Comment by x0x0
7 months ago
Right in the article, it says most patents are now expired and for the final key patent that expires in 2033, the owner -- SawStop's corp parent -- has offered to donate it to the public if this rule passes.
edit: if you believe different, please share. But per this article, patents do not seem to be a reason to avoid this tech. And the SawStop v1 was introduced in 2004, so it stands to reason we can now produce patent-free equivalent tech to the 2004 machine.
Here is a link to Gass' patent portfolio:
https://patents.justia.com/inventor/stephen-f-gass
Notice that the vast majority of his patents have to do with various aspects of "active injury mitigation technology", primarily related to saws, and that the most recent one was filed in August 2021. The only patent being offered up is the original--- Patent 9,724,840--- which basically only releases a very specific, early implementation of the safety system that has since undergone 20 years of additional patent activity.
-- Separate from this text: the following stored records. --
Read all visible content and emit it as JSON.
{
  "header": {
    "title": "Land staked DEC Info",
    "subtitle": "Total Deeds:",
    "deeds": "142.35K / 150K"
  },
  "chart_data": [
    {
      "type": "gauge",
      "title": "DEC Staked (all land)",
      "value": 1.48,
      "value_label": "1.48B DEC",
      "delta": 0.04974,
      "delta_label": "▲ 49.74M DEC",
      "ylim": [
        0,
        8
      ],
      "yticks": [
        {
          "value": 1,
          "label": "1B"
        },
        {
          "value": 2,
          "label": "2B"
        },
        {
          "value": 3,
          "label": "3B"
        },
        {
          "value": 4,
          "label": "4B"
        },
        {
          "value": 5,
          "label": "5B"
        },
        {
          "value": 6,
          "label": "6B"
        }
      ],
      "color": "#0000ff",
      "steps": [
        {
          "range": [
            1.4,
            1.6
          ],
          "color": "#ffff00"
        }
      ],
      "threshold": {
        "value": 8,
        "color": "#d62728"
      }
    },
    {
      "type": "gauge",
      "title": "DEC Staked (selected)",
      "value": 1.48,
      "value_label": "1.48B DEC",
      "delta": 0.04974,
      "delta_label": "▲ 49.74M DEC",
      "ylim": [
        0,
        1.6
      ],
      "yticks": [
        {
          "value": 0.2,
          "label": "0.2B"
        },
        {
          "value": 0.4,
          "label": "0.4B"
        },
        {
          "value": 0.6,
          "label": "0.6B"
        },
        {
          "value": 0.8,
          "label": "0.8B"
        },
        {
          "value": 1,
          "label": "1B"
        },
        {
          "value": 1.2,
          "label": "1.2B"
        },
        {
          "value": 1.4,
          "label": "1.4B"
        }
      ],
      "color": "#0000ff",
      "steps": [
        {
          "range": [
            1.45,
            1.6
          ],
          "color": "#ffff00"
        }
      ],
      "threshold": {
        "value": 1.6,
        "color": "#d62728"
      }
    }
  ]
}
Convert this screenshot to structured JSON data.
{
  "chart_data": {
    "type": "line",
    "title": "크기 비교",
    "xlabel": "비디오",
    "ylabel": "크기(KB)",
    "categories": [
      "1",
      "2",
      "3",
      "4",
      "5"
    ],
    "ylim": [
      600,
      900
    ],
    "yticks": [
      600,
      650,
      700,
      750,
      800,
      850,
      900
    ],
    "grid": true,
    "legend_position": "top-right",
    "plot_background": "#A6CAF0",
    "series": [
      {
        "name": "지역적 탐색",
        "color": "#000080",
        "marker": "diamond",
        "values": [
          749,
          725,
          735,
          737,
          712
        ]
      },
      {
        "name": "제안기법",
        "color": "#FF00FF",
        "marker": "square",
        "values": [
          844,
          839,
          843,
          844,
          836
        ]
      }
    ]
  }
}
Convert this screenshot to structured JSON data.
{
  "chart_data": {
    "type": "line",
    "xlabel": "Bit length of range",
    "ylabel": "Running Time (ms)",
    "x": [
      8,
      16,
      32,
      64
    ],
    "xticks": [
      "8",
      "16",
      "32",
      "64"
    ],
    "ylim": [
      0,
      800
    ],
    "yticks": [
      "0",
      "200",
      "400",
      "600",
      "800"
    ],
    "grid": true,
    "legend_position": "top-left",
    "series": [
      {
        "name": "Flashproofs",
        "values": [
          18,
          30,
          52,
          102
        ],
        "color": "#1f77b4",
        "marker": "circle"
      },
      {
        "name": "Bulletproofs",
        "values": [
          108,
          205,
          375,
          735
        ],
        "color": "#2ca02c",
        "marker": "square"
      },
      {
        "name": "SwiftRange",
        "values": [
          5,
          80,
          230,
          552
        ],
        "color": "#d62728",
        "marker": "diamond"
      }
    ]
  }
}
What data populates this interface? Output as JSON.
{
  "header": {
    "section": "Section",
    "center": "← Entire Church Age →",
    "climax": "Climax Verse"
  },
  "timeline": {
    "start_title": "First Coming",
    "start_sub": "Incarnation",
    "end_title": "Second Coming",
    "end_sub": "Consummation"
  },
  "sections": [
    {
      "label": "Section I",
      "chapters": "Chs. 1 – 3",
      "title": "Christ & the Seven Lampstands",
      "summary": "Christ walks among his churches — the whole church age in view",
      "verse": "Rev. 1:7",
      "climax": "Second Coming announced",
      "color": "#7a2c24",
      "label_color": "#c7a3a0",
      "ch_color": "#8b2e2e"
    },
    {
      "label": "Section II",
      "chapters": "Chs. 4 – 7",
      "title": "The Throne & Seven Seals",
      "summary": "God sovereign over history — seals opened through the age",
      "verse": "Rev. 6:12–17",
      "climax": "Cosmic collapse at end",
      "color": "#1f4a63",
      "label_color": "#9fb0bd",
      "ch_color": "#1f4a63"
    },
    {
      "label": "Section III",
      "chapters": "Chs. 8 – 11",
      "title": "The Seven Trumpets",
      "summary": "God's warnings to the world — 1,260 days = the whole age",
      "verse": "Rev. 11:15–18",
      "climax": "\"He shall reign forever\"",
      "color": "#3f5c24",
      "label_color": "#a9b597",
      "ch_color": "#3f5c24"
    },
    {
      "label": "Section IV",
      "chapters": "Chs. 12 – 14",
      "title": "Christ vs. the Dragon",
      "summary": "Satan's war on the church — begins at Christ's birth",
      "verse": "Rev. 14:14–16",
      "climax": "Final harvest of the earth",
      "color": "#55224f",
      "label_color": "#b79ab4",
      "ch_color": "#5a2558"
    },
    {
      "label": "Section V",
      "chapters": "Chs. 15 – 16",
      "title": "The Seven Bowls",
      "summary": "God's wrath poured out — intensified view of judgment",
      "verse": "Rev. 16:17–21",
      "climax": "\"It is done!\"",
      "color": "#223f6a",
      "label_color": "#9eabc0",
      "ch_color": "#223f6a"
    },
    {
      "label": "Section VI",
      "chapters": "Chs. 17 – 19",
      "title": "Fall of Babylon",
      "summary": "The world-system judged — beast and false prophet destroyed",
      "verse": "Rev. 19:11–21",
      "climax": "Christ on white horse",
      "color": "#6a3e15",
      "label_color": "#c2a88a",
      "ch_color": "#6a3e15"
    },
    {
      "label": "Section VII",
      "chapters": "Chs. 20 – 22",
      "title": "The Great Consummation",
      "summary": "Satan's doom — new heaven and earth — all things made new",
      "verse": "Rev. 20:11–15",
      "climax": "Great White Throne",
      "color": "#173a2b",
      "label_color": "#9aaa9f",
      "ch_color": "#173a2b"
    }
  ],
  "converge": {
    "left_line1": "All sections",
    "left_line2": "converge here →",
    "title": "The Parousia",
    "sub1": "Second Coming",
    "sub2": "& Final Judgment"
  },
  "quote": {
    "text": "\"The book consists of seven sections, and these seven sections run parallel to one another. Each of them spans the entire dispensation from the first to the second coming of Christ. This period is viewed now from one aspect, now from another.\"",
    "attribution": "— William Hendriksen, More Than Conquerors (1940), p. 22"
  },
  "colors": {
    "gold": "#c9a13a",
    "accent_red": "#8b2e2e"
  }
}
Thanks for the link. Does any of this block competitors from selling a 2004-equivalent table saw with brake unencumbered by patents? I don't believe it can.
Yes it can.
Sawstop, like a lot of other companies, abuse the patent process by filing multiple continuations with the exact same specification. They then let the patent office take its time granting some of them, and claim a 'patent term extension' due to the patent office delays.
So if they filed in 2001, but one of their patents wasn't granted for over 14 years due to the patent office taking 10 years in total to respond to the many arguments over patentability, it may expire in 2031. This seems absurd, but is totally legal. Being run by a patent attorney means they (a) are ninja level at drawing these arguments out and constantly filing appeals to continue examination after a denial by a patent examiner and (b) it doesn't cost them much to do so.
I'm simplifying and my numbers aren't exact, but this abuse is the problem.